In the first table we only take into consideration sizes of nudb.dat files.
|Index|32k-ledgers|16k-ledgers sum|Ratio|
|---|---|---|---|
|1300|4.00|2.39 + 2.32 = 4.71|1.18|
|1350|5.23|2.95 + 3.02 = 5.97|1.14|
|1400|4.37|2.53 + 2.59 = 5.12|1.17|
|1450|7.02|3.83 + 3.98 = 7.81|1.11|
|1500|7.53|4.49 + 3.86 = 8.35|1.11|
|1550|6.85|3.79 + 3.89 = 7.68|1.12|
|1600|7.28|4.15 + 3.99 = 8.14|1.12|
|1650|8.10|5.19 + 3.76 = 8.95|1.10|
|1700|7.58|4.18 + 4.27 = 8.45|1.11|
|1750|8.95|5.06 + 4.77 = 9.83|1.10|
|1800|7.29|4.18 + 4.02 = 8.20|1.12|
|Average|6.75|3.88 + 3.68 = 7.56|1.12|
In the second table we take into consideration total sizes of files nudb.dat
and nudb.key.
|Index|32k-ledgers|16k-ledgers sum|Ratio|
|---|---|---|---|
|1300|4.59|2.76 + 2.68 = 5.44|1.19|
|1350|5.98|3.40 + 3.47 = 6.87|1.15|
|1400|4.99|2.91 + 2.98 = 5.89|1.18|
|1450|8.02|4.40 + 4.56 = 8.96|1.12|
|1500|8.51|5.09 + 4.39 = 9.48|1.11|
|1550|7.73|4.29 + 4.42 = 8.71|1.13|
|1600|8.20|4.69 + 4.52 = 9.21|1.12|
|1650|9.20|5.92 + 4.29 = 10.21|1.11|
|1700|8.61|4.77 + 4.87 = 9.64|1.12|
|1750|10.09|5.73 + 5.41 = 11.14|1.10|
|1800|8.27|4.77 + 4.59 = 9.36|1.13|
|Average|7.69|4.43 + 4.20 = 8.63|1.12|
## Conclusion
We showed that using shards with 8k ledgers leads to raising required disk size
by 22% in comparison with using shards with 16k ledgers. In the same way,
using shards with 16k ledgers leads to raising required disk space by 12%
in comparison with using shards with 32k ledgers. Note that increase ratio 12%
is much less than 22% so using 32k-ledgers shards will bring us not so much
economy in disk space.
At the same time, size is one thing to compare but there are other aspects.

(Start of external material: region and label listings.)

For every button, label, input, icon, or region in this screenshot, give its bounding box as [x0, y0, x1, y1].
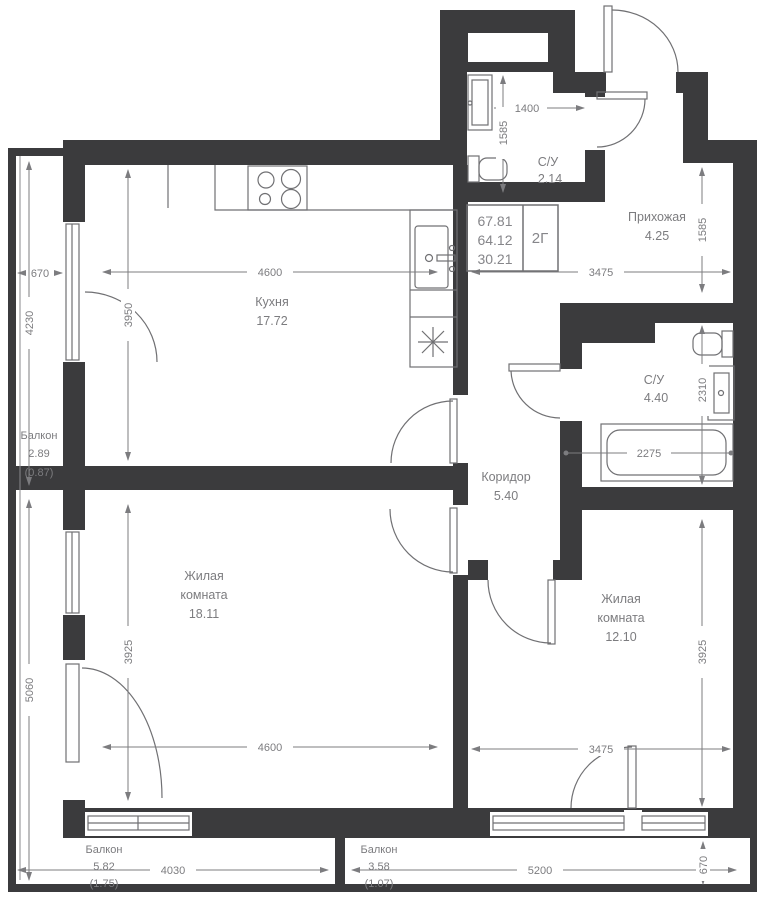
floor-plan-page: 4600 3475 3950 670 4230 5060 3925 4600 3…: [0, 0, 759, 900]
room-label-living-right-2: комната: [597, 611, 644, 625]
room-label-living-left-1: Жилая: [184, 569, 224, 583]
room-area-balcony-bl: 5.82: [93, 861, 114, 873]
water-heater-icon: [468, 75, 492, 130]
bathroom-sink-icon: [708, 366, 734, 420]
room-area-wc-big: 4.40: [644, 391, 668, 405]
room-label-living-left-2: комната: [180, 588, 227, 602]
room-area-balcony-left: 2.89: [28, 448, 49, 460]
living-right-door: [488, 580, 555, 644]
stove-icon: [248, 166, 307, 210]
room-coeff-balcony-bl: (1.75): [90, 878, 119, 890]
dim-balcony-br-width: 5200: [528, 865, 552, 877]
room-label-wc-big: С/У: [644, 373, 665, 387]
dim-living-right-height: 3925: [697, 640, 709, 664]
room-label-kitchen: Кухня: [255, 295, 288, 309]
fridge-asterisk-icon: [418, 327, 448, 357]
area-total: 67.81: [477, 213, 512, 229]
dim-balcony-br-depth: 670: [698, 856, 710, 874]
area-living: 64.12: [477, 232, 512, 248]
room-label-wc-small: С/У: [538, 155, 559, 169]
floor-plan-drawing: 4600 3475 3950 670 4230 5060 3925 4600 3…: [0, 0, 759, 900]
dim-balcony-bl-width: 4030: [161, 865, 185, 877]
dim-living-left-height: 3925: [123, 640, 135, 664]
kitchen-door: [391, 399, 457, 463]
toilet-large-icon: [693, 331, 733, 357]
room-area-wc-small: 2.14: [538, 172, 562, 186]
dim-balcony-left-height: 4230: [24, 311, 36, 335]
dim-wc-big-height: 2310: [697, 378, 709, 402]
area-rooms: 30.21: [477, 251, 512, 267]
room-coeff-balcony-br: (1.07): [365, 878, 394, 890]
room-label-corridor: Коридор: [481, 470, 530, 484]
room-label-living-right-1: Жилая: [601, 592, 641, 606]
room-label-balcony-bl: Балкон: [86, 844, 123, 856]
dim-balcony-left-width: 670: [31, 268, 49, 280]
balcony-parapets: [8, 148, 757, 892]
room-coeff-balcony-left: (0.87): [25, 467, 54, 479]
info-box: 67.81 64.12 30.21 2Г: [467, 205, 558, 271]
entry-door: [604, 6, 678, 72]
dim-living-left-width: 4600: [258, 742, 282, 754]
layout-code: 2Г: [532, 230, 548, 247]
room-area-hallway: 4.25: [645, 229, 669, 243]
room-label-hallway: Прихожая: [628, 210, 686, 224]
dim-bathtub-width: 2275: [637, 448, 661, 460]
room-label-balcony-left: Балкон: [21, 430, 58, 442]
dim-kitchen-height: 3950: [123, 303, 135, 327]
dim-hallway-height: 1585: [697, 218, 709, 242]
dim-left-lower-height: 5060: [24, 678, 36, 702]
kitchen-counter: [215, 165, 453, 210]
dim-kitchen-width: 4600: [258, 267, 282, 279]
dim-wc-small-height: 1585: [498, 121, 510, 145]
living-left-door: [390, 508, 457, 573]
wc-big-door: [509, 364, 560, 418]
room-label-balcony-br: Балкон: [361, 844, 398, 856]
room-area-corridor: 5.40: [494, 489, 518, 503]
room-area-living-right: 12.10: [605, 630, 636, 644]
dim-wc-small-width: 1400: [515, 103, 539, 115]
dim-living-right-width: 3475: [589, 744, 613, 756]
room-area-living-left: 18.11: [189, 607, 219, 621]
room-area-kitchen: 17.72: [256, 314, 287, 328]
toilet-small-icon: [468, 156, 507, 182]
dim-hallway-width: 3475: [589, 267, 613, 279]
room-area-balcony-br: 3.58: [368, 861, 389, 873]
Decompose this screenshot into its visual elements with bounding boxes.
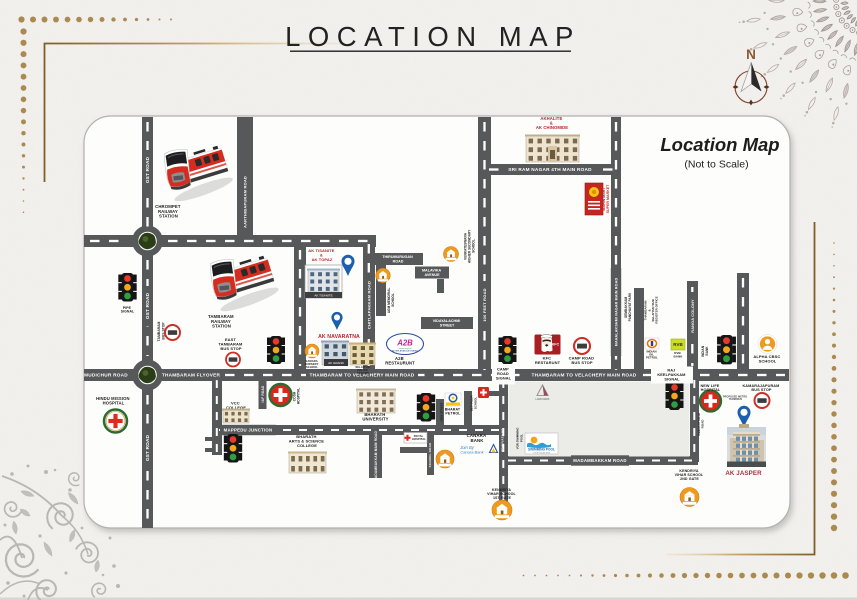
svg-text:BETHALDA SCHOOL: BETHALDA SCHOOL xyxy=(470,394,478,411)
svg-text:AARTHIBAPURAM ROAD: AARTHIBAPURAM ROAD xyxy=(243,176,248,228)
svg-text:100 FEET ROAD: 100 FEET ROAD xyxy=(482,288,487,322)
svg-text:RANGA COLONY: RANGA COLONY xyxy=(691,299,695,333)
svg-text:THAMBARAM TO VELACHERY MAIN RO: THAMBARAM TO VELACHERY MAIN ROAD xyxy=(531,373,636,378)
svg-text:MUDICHUR ROAD: MUDICHUR ROAD xyxy=(84,373,128,378)
svg-text:ADYAR ANANDA BHAVAN: ADYAR ANANDA BHAVAN xyxy=(392,350,419,353)
svg-text:SEMBAKKAM PANCHAYAT PARK: SEMBAKKAM PANCHAYAT PARK xyxy=(624,292,632,321)
svg-text:RVB: RVB xyxy=(673,342,683,347)
svg-text:AK GRAND: AK GRAND xyxy=(328,361,345,365)
svg-text:LAND MARK: LAND MARK xyxy=(536,398,550,401)
svg-text:CHROMPET RAILWAY STATION: CHROMPET RAILWAY STATION xyxy=(155,204,182,219)
svg-text:SRINIVASA RD: SRINIVASA RD xyxy=(501,428,505,452)
svg-text:CAMP ROAD BUS STOP: CAMP ROAD BUS STOP xyxy=(569,356,596,365)
svg-text:(Not to Scale): (Not to Scale) xyxy=(684,159,748,171)
svg-text:THAMBARAM & SELAIYUR SUB REGIS: THAMBARAM & SELAIYUR SUB REGISTER OFFICE xyxy=(644,296,659,323)
svg-text:GST ROAD: GST ROAD xyxy=(145,156,150,183)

Smaller shards have an advantage that they take less time to acquire and
finalize. They also make for smaller archived shards which take less time to
download and import. Having more/smaller shards might also lead to better
database concurrency/performance.
It is hard to maintain both size and time parameters by a single optimization
formulae because different choices for weights of size and time may lead to
different results. But using "common sense" arguments we can compare
16k-ledgers shards and 32k-ledgers as follows: using 32k-ledgers shards give us
12% advantage in size, and about 44% disadvantage in time, because average size
of 16k-ledgers shard is about 56% of average 32k-ledgers shard. At the same,
if we compare 16k-ledgers shards with 8k-ledgers, then the first has 22%
advantage in size and 39% disadvantage in time. So the balance of
advantages/disadvantages is better when we use 16k-ledgers shards.
Thus we recommend use shards with 16K ledgers.